In other states, volunteers are crowdsourcing information on ways to find a vaccine. When California expanded its vaccine eligibility requirements to include people 65 and older, a software developer named Patrick McKenzie tweeted that someone should come up with a way to catalog all the sites with available vaccines. Manish Goregaokar, a Google employee in Berkeley, thought that was an excellent idea. “There aren’t that many opportunities where you don’t need to be special to help,” he says. “You don’t need to have contacts with the government or tons of money; you can just help with skills that a lot of people have and come together to make something better.”

He and 200 other volunteers built a website called VaccinateCA.com that tracks the availability of vaccines across the Golden State. Every day, volunteers calls a list of hospitals, pharmacies and other locations and publishes appointments on the site as soon as they find them. The site currently gets tens of thousands of visits a day, according to Goregaokar. “This may be the most impactful thing I ever do,” says Goregaokar. “I’ve done other volunteering, but this directly translates to lives saved. It’s humbling and scary to be in that position.”

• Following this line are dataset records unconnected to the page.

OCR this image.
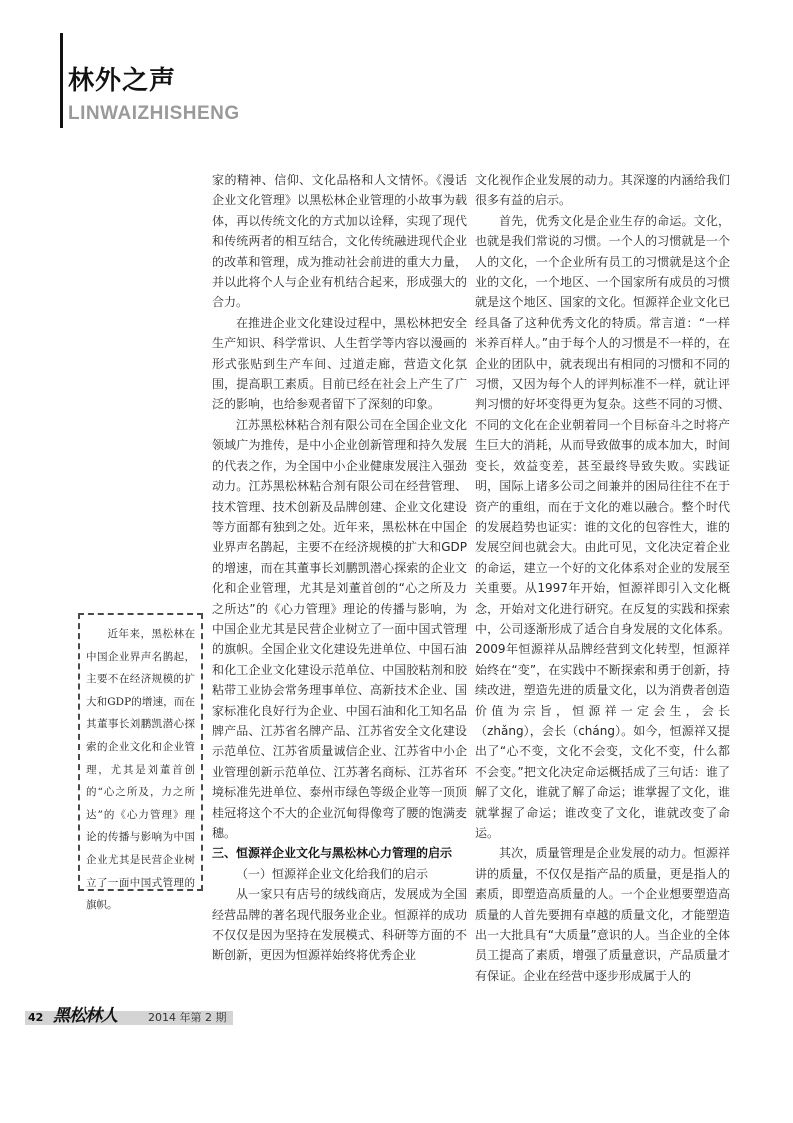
林外之声
LINWAIZHISHENG

家的精神、信仰、文化品格和人文情怀。《漫话企业文化管理》以黑松林企业管理的小故事为载体，再以传统文化的方式加以诠释，实现了现代和传统两者的相互结合，文化传统融进现代企业的改革和管理，成为推动社会前进的重大力量，并以此将个人与企业有机结合起来，形成强大的合力。

在推进企业文化建设过程中，黑松林把安全生产知识、科学常识、人生哲学等内容以漫画的形式张贴到生产车间、过道走廊，营造文化氛围，提高职工素质。目前已经在社会上产生了广泛的影响，也给参观者留下了深刻的印象。

江苏黑松林粘合剂有限公司在全国企业文化领域广为推传，是中小企业创新管理和持久发展的代表之作，为全国中小企业健康发展注入强劲动力。江苏黑松林粘合剂有限公司在经营管理、技术管理、技术创新及品牌创建、企业文化建设等方面都有独到之处。近年来，黑松林在中国企业界声名鹊起，主要不在经济规模的扩大和GDP的增速，而在其董事长刘鹏凯潜心探索的企业文化和企业管理，尤其是刘董首创的“心之所及力之所达”的《心力管理》理论的传播与影响，为中国企业尤其是民营企业树立了一面中国式管理的旗帜。全国企业文化建设先进单位、中国石油和化工企业文化建设示范单位、中国胶粘剂和胶粘带工业协会常务理事单位、高新技术企业、国家标准化良好行为企业、中国石油和化工知名品牌产品、江苏省名牌产品、江苏省安全文化建设示范单位、江苏省质量诚信企业、江苏省中小企业管理创新示范单位、江苏著名商标、江苏省环境标准先进单位、泰州市绿色等级企业等一顶顶桂冠将这个不大的企业沉甸得像弯了腰的饱满麦穗。

三、恒源祥企业文化与黑松林心力管理的启示

（一）恒源祥企业文化给我们的启示

从一家只有店号的绒线商店，发展成为全国经营品牌的著名现代服务业企业。恒源祥的成功不仅仅是因为坚持在发展模式、科研等方面的不断创新，更因为恒源祥始终将优秀企业

文化视作企业发展的动力。其深邃的内涵给我们很多有益的启示。

首先，优秀文化是企业生存的命运。文化，也就是我们常说的习惯。一个人的习惯就是一个人的文化，一个企业所有员工的习惯就是这个企业的文化，一个地区、一个国家所有成员的习惯就是这个地区、国家的文化。恒源祥企业文化已经具备了这种优秀文化的特质。常言道：“一样米养百样人。”由于每个人的习惯是不一样的，在企业的团队中，就表现出有相同的习惯和不同的习惯，又因为每个人的评判标准不一样，就让评判习惯的好坏变得更为复杂。这些不同的习惯、不同的文化在企业朝着同一个目标奋斗之时将产生巨大的消耗，从而导致做事的成本加大，时间变长，效益变差，甚至最终导致失败。实践证明，国际上诸多公司之间兼并的困局往往不在于资产的重组，而在于文化的难以融合。整个时代的发展趋势也证实：谁的文化的包容性大，谁的发展空间也就会大。由此可见，文化决定着企业的命运，建立一个好的文化体系对企业的发展至关重要。从1997年开始，恒源祥即引入文化概念，开始对文化进行研究。在反复的实践和探索中，公司逐渐形成了适合自身发展的文化体系。2009年恒源祥从品牌经营到文化转型，恒源祥始终在“变”，在实践中不断探索和勇于创新，持续改进，塑造先进的质量文化，以为消费者创造价值为宗旨，恒源祥一定会生，会长（zhǎng），会长（cháng）。如今，恒源祥又提出了“心不变，文化不会变，文化不变，什么都不会变。”把文化决定命运概括成了三句话：谁了解了文化，谁就了解了命运；谁掌握了文化，谁就掌握了命运；谁改变了文化，谁就改变了命运。

其次，质量管理是企业发展的动力。恒源祥讲的质量，不仅仅是指产品的质量，更是指人的素质，即塑造高质量的人。一个企业想要塑造高质量的人首先要拥有卓越的质量文化，才能塑造出一大批具有“大质量”意识的人。当企业的全体员工提高了素质，增强了质量意识，产品质量才有保证。企业在经营中逐步形成属于人的

近年来，黑松林在中国企业界声名鹊起，主要不在经济规模的扩大和GDP的增速，而在其董事长刘鹏凯潜心探索的企业文化和企业管理，尤其是刘董首创的“心之所及，力之所达”的《心力管理》理论的传播与影响为中国企业尤其是民营企业树立了一面中国式管理的旗帜。
42 黑松林人	2014 年第 2 期
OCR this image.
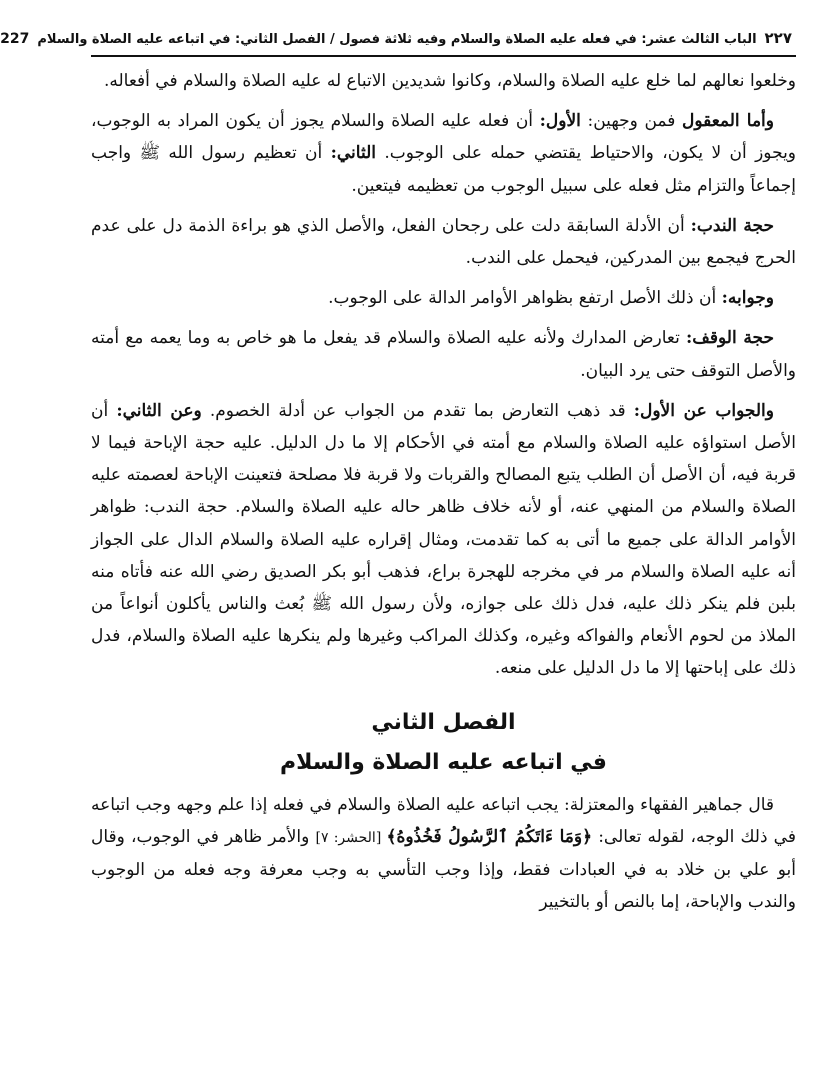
٢٢٧
الباب الثالث عشر: في فعله عليه الصلاة والسلام وفيه ثلاثة فصول / الفصل الثاني: في اتباعه عليه الصلاة والسلام
227

وخلعوا نعالهم لما خلع عليه الصلاة والسلام، وكانوا شديدين الاتباع له عليه الصلاة والسلام في أفعاله.

وأما المعقول فمن وجهين: الأول: أن فعله عليه الصلاة والسلام يجوز أن يكون المراد به الوجوب، ويجوز أن لا يكون، والاحتياط يقتضي حمله على الوجوب. الثاني: أن تعظيم رسول الله ﷺ واجب إجماعاً والتزام مثل فعله على سبيل الوجوب من تعظيمه فيتعين.

حجة الندب: أن الأدلة السابقة دلت على رجحان الفعل، والأصل الذي هو براءة الذمة دل على عدم الحرج فيجمع بين المدركين، فيحمل على الندب.

وجوابه: أن ذلك الأصل ارتفع بظواهر الأوامر الدالة على الوجوب.

حجة الوقف: تعارض المدارك ولأنه عليه الصلاة والسلام قد يفعل ما هو خاص به وما يعمه مع أمته والأصل التوقف حتى يرد البيان.

والجواب عن الأول: قد ذهب التعارض بما تقدم من الجواب عن أدلة الخصوم. وعن الثاني: أن الأصل استواؤه عليه الصلاة والسلام مع أمته في الأحكام إلا ما دل الدليل. عليه حجة الإباحة فيما لا قربة فيه، أن الأصل أن الطلب يتبع المصالح والقربات ولا قربة فلا مصلحة فتعينت الإباحة لعصمته عليه الصلاة والسلام من المنهي عنه، أو لأنه خلاف ظاهر حاله عليه الصلاة والسلام. حجة الندب: ظواهر الأوامر الدالة على جميع ما أتى به كما تقدمت، ومثال إقراره عليه الصلاة والسلام الدال على الجواز أنه عليه الصلاة والسلام مر في مخرجه للهجرة براع، فذهب أبو بكر الصديق رضي الله عنه فأتاه منه بلبن فلم ينكر ذلك عليه، فدل ذلك على جوازه، ولأن رسول الله ﷺ بُعث والناس يأكلون أنواعاً من الملاذ من لحوم الأنعام والفواكه وغيره، وكذلك المراكب وغيرها ولم ينكرها عليه الصلاة والسلام، فدل ذلك على إباحتها إلا ما دل الدليل على منعه.

الفصل الثاني
في اتباعه عليه الصلاة والسلام

قال جماهير الفقهاء والمعتزلة: يجب اتباعه عليه الصلاة والسلام في فعله إذا علم وجهه وجب اتباعه في ذلك الوجه، لقوله تعالى: ﴿وَمَا ءَاتَكُمُ ٱلرَّسُولُ فَخُذُوهُ﴾ [الحشر: ٧] والأمر ظاهر في الوجوب، وقال أبو علي بن خلاد به في العبادات فقط، وإذا وجب التأسي به وجب معرفة وجه فعله من الوجوب والندب والإباحة، إما بالنص أو بالتخيير
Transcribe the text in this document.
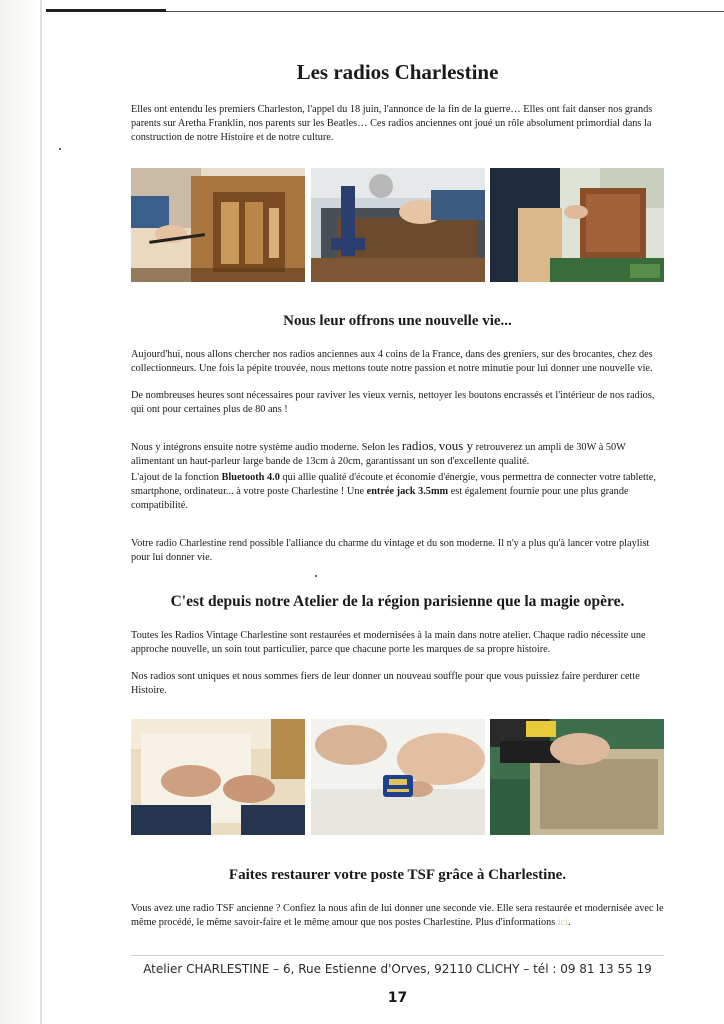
Les radios Charlestine

Elles ont entendu les premiers Charleston, l'appel du 18 juin, l'annonce de la fin de la guerre… Elles ont fait danser nos grands parents sur Aretha Franklin, nos parents sur les Beatles… Ces radios anciennes ont joué un rôle absolument primordial dans la construction de notre Histoire et de notre culture.

Nous leur offrons une nouvelle vie...

Aujourd'hui, nous allons chercher nos radios anciennes aux 4 coins de la France, dans des greniers, sur des brocantes, chez des collectionneurs. Une fois la pépite trouvée, nous mettons toute notre passion et notre minutie pour lui donner une nouvelle vie.

De nombreuses heures sont nécessaires pour raviver les vieux vernis, nettoyer les boutons encrassés et l'intérieur de nos radios, qui ont pour certaines plus de 80 ans !

Nous y intégrons ensuite notre système audio moderne. Selon les radios, vous y retrouverez un ampli de 30W à 50W alimentant un haut-parleur large bande de 13cm à 20cm, garantissant un son d'excellente qualité.

L'ajout de la fonction Bluetooth 4.0 qui allie qualité d'écoute et économie d'énergie, vous permettra de connecter votre tablette, smartphone, ordinateur... à votre poste Charlestine ! Une entrée jack 3.5mm est également fournie pour une plus grande compatibilité.

Votre radio Charlestine rend possible l'alliance du charme du vintage et du son moderne. Il n'y a plus qu'à lancer votre playlist pour lui donner vie.

C'est depuis notre Atelier de la région parisienne que la magie opère.

Toutes les Radios Vintage Charlestine sont restaurées et modernisées à la main dans notre atelier. Chaque radio nécessite une approche nouvelle, un soin tout particulier, parce que chacune porte les marques de sa propre histoire.

Nos radios sont uniques et nous sommes fiers de leur donner un nouveau souffle pour que vous puissiez faire perdurer cette Histoire.

Faites restaurer votre poste TSF grâce à Charlestine.

Vous avez une radio TSF ancienne ? Confiez la nous afin de lui donner une seconde vie. Elle sera restaurée et modernisée avec le même procédé, le même savoir-faire et le même amour que nos postes Charlestine. Plus d'informations ici.

Atelier CHARLESTINE – 6, Rue Estienne d'Orves, 92110 CLICHY – tél : 09 81 13 55 19
17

Though these volunteer efforts began with the simple goal of getting more shots into seniors’ arms, their ground-level view also has allowed them to identify problems with registration systems that public health officials seem to have missed. For example, in Maryland, Peterson and the other three bilingual Vaccine Hunters discovered significant grammatical errors in the Spanish translation of the state vaccine appointment form, mistakes that made the instructions baffling. They told Kori Boone, the assistant secretary to the Department of Health, and the translation was promptly corrected. On the other side of the country, Goregaokar says that VaccinateCA volunteers discovered that a Rite Aid pharmacy with doses available was not listed on San Bernardino County’s vaccine registration website; after they alerted the pharmacy, it and nine additional Rite Aid locations were added online.

In Kentucky, teens Teague and Beck drew from their experience to send a letter to Governor Andy Beshear’s office that outlined several steps to simplify vaccine scheduling, such as creating a map hyperlinked to all available vaccine sites. The governor’s staff passed those recommendations to the state Department for Public Health. While the teens wait to see if the state will act on any of their ideas, they are still working their screens, helping older people regain a sense of normalcy, one appointment at a time.  “The pandemic has felt like such a stagnant event that we can’t do anything about,” says Beck, “so it’s definitely satisfying for us to know that we’re helping put an end to it.”